Desta vez não foi uma
página, mas o livro todo.
Escrevi-o com o
pensamento em ti, cheio de tua imagem, bebendo em tua alma perfumes que nos vêm
do céu pelos lábios maternos. Se, pois, encontrares aí uma dessas palavras que
dizendo nada exprimem tanto, deves sorrir-te; porque foste tu, sem o querer e
sem o saber quem me ensinou a compreender essa linguagem. “ (Alencar, José. “A
Mãe”. 1859)
A trajetória literária do
escritor José de Alencar inicia-se no ano de 1853, pouco após ter se formado em
Direito pela Faculdade do Largo de São Francisco.
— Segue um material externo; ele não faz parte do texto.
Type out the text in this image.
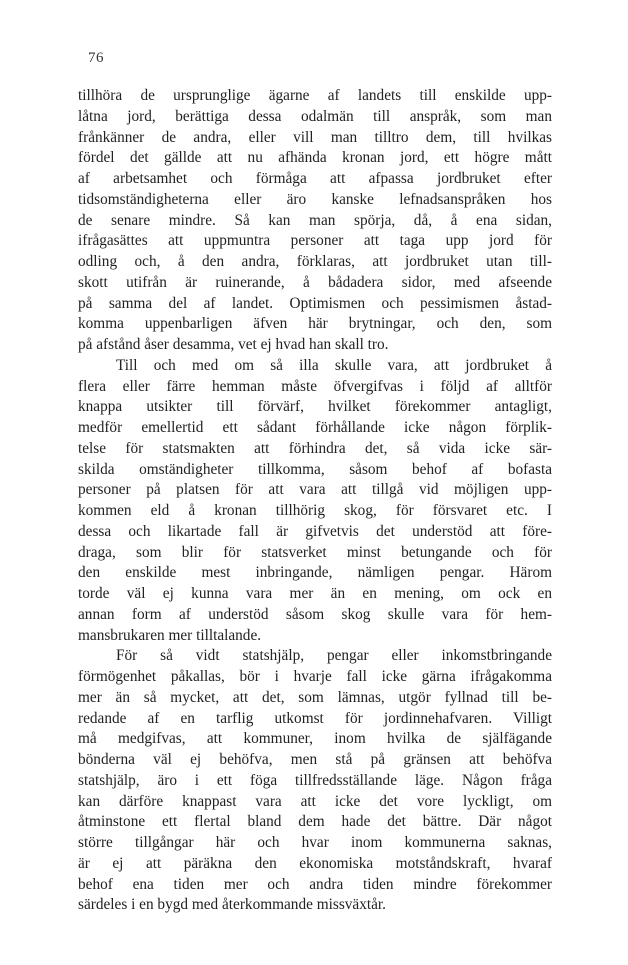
76
tillhöra de ursprunglige ägarne af landets till enskilde upp-
låtna jord, berättiga dessa odalmän till anspråk, som man
frånkänner de andra, eller vill man tilltro dem, till hvilkas
fördel det gällde att nu afhända kronan jord, ett högre mått
af arbetsamhet och förmåga att afpassa jordbruket efter
tidsomständigheterna eller äro kanske lefnadsanspråken hos
de senare mindre. Så kan man spörja, då, å ena sidan,
ifrågasättes att uppmuntra personer att taga upp jord för
odling och, å den andra, förklaras, att jordbruket utan till-
skott utifrån är ruinerande, å bådadera sidor, med afseende
på samma del af landet. Optimismen och pessimismen åstad-
komma uppenbarligen äfven här brytningar, och den, som
på afstånd åser desamma, vet ej hvad han skall tro.
Till och med om så illa skulle vara, att jordbruket å
flera eller färre hemman måste öfvergifvas i följd af alltför
knappa utsikter till förvärf, hvilket förekommer antagligt,
medför emellertid ett sådant förhållande icke någon förplik-
telse för statsmakten att förhindra det, så vida icke sär-
skilda omständigheter tillkomma, såsom behof af bofasta
personer på platsen för att vara att tillgå vid möjligen upp-
kommen eld å kronan tillhörig skog, för försvaret etc. I
dessa och likartade fall är gifvetvis det understöd att före-
draga, som blir för statsverket minst betungande och för
den enskilde mest inbringande, nämligen pengar. Härom
torde väl ej kunna vara mer än en mening, om ock en
annan form af understöd såsom skog skulle vara för hem-
mansbrukaren mer tilltalande.
För så vidt statshjälp, pengar eller inkomstbringande
förmögenhet påkallas, bör i hvarje fall icke gärna ifrågakomma
mer än så mycket, att det, som lämnas, utgör fyllnad till be-
redande af en tarflig utkomst för jordinnehafvaren. Villigt
må medgifvas, att kommuner, inom hvilka de själfägande
bönderna väl ej behöfva, men stå på gränsen att behöfva
statshjälp, äro i ett föga tillfredsställande läge. Någon fråga
kan därföre knappast vara att icke det vore lyckligt, om
åtminstone ett flertal bland dem hade det bättre. Där något
större tillgångar här och hvar inom kommunerna saknas,
är ej att päräkna den ekonomiska motståndskraft, hvaraf
behof ena tiden mer och andra tiden mindre förekommer
särdeles i en bygd med återkommande missväxtår.
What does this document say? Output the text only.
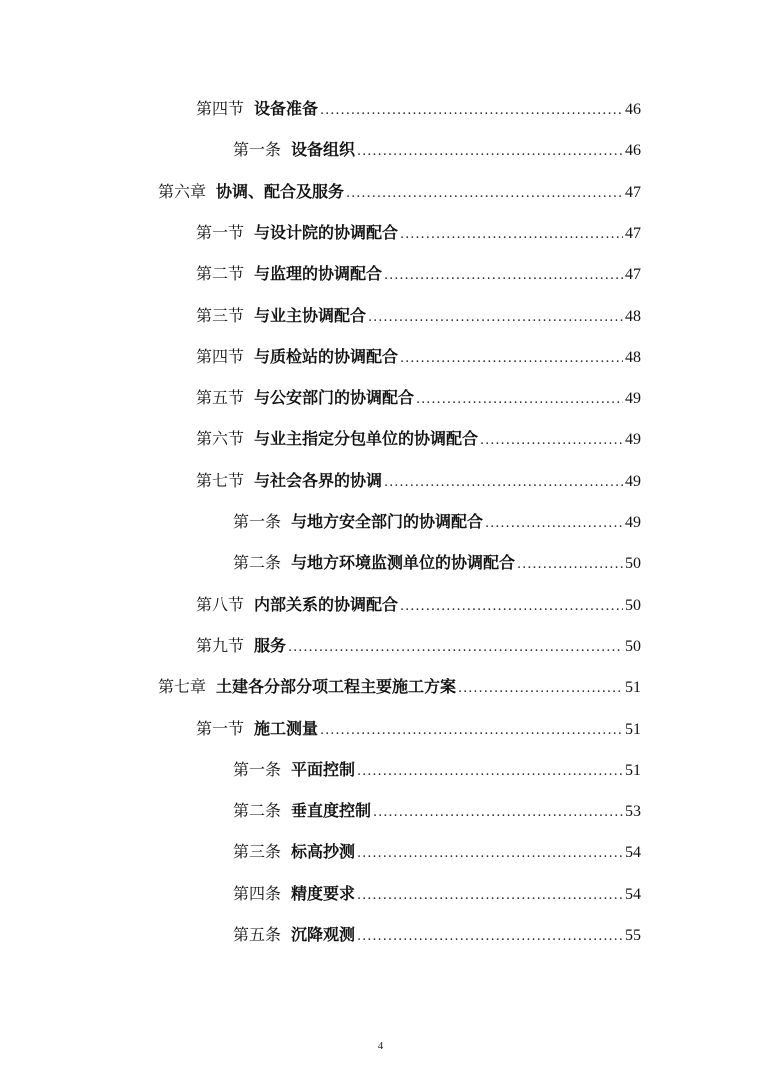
第四节 设备准备 .....	46
第一条 设备组织 .....	46
第六章 协调、配合及服务 .....	47
第一节 与设计院的协调配合 .....	47
第二节 与监理的协调配合 .....	47
第三节 与业主协调配合 .....	48
第四节 与质检站的协调配合 .....	48
第五节 与公安部门的协调配合 .....	49
第六节 与业主指定分包单位的协调配合 .....	49
第七节 与社会各界的协调 .....	49
第一条 与地方安全部门的协调配合 .....	49
第二条 与地方环境监测单位的协调配合 .....	50
第八节 内部关系的协调配合 .....	50
第九节 服务 .....	50
第七章 土建各分部分项工程主要施工方案 .....	51
第一节 施工测量 .....	51
第一条 平面控制 .....	51
第二条 垂直度控制 .....	53
第三条 标高抄测 .....	54
第四条 精度要求 .....	54
第五条 沉降观测 .....	55
4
Foi convidado por um colega
de turma para a redação do Jornal Correio Mercantil, onde publicava crônicas
leves, escritas “ao correr da pena”,
que era aliás o nome da sua coluna.
Foi contudo a polêmica que
iniciou em face do poema épico “A Confederação dos Tamoios” o marco inicial de
sua participação direta na vida intelectual do país.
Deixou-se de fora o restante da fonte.